Entertainment

Is The Monkey Temple In 'The Jungle Book' A Real Place? Travelers Are Itching To Know

by Kenza Moller

Disney's newest version of The Jungle Book has been leaving audiences across the country pretty spell-bound. The 3D production has a look and feel that's incredibly lifelike — although the talking animals should give viewers a clue that the movie is pretty CGI-heavy. What about the places in it, though? Is the Jungle Book monkey temple real, or at least based on a similar temple? If it is, can you visit it?

Sadly — and impressively — the entire shooting of The Jungle Book took place in a Los Angeles film studio, and most of the surroundings were digitally rendered. A few of the settings in Neel Sethi's scenes, as he played Mowgli, were built, but mostly, the magic was in the green screen. "If the kid was walking 12 feet, we built 12 feet of jungle," director Jon Favreau told Variety. "Each set was built for a single shot."

So, sure, the King Louie scene wasn't filmed in a real temple. But The Jungle Book goes back to Disney's original version of it in 1967, and then even further back, to when Rudyard Kipling first wrote the story in 1894 (yeah, that's right, The Jungle Book is over a century old). Was the monkey temple at least based on a real temple?

According to The Telegraph, Kipling actually never visited the Indian jungles depicted in The Jungle Book. The author was born in Bombay, but at age five, his family moved back to Britain. Later on, Kipling returned to India for seven years to work as a journalist, but he was based in Shimla, and far from Kanha and Pench national forests (the most Jungle Book-esque location in India). As travel writer Stephen McClarence wrote in a recent column,

In truth Kipling never visited this part of India and based his jungle descriptions on other books, photographs and conversations.

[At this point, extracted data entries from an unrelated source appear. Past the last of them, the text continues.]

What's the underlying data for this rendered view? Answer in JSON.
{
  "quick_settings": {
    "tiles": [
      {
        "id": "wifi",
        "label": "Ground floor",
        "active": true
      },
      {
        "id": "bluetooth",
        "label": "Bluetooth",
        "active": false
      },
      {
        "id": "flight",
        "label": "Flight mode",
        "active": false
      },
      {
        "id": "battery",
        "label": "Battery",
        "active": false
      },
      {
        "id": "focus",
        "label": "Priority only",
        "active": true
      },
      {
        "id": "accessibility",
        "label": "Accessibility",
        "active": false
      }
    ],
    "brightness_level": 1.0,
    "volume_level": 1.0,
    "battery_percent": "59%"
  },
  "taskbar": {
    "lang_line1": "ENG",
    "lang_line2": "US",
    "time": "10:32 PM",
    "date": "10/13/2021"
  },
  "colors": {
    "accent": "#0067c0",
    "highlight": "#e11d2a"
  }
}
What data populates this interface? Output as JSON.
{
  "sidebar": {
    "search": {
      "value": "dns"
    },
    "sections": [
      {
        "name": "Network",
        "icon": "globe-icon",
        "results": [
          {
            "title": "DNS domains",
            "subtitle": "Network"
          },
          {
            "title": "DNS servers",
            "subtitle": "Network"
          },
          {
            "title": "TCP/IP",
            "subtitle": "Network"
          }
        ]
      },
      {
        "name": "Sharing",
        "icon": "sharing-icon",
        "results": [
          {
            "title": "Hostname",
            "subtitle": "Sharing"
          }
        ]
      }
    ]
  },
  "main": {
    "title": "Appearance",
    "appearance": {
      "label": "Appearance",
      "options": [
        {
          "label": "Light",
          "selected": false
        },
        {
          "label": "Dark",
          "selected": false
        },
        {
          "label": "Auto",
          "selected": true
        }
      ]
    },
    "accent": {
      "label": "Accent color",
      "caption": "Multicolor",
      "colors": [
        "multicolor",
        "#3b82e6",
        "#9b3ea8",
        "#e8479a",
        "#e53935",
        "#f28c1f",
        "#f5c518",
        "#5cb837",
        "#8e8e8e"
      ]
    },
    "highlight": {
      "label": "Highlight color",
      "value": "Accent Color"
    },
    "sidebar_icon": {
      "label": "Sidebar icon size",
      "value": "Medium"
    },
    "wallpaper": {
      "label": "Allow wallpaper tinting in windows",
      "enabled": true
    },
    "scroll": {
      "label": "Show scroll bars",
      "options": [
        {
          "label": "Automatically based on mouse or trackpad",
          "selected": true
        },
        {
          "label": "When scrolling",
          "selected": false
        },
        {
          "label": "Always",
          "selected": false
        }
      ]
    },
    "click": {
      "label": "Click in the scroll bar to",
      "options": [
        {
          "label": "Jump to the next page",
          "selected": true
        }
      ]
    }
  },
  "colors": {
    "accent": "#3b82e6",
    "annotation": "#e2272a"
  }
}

Not that that's stopped people from searching for a similar Jungle Book setting, which recently led Taj Safaris in India to launch two travel experiences called "Mowgli's Trails." One takes place in Kanha National Park, while the other snakes its way through Pench National Park, both in the state of Madhya Pradesh. According to Travel Daily Media, the travel experience includes rides through the jungle to spot wildlife, visits to tribal villages, Jungle Book trivia, and stargazing.

No word on whether temple trips are included in the experience, but luckily, India has many temples to its name and quite a few are in Madhya Pradesh. Monkeys are easy to find, too, but beware — they can be Shere Khan scary if you're holding something tasty.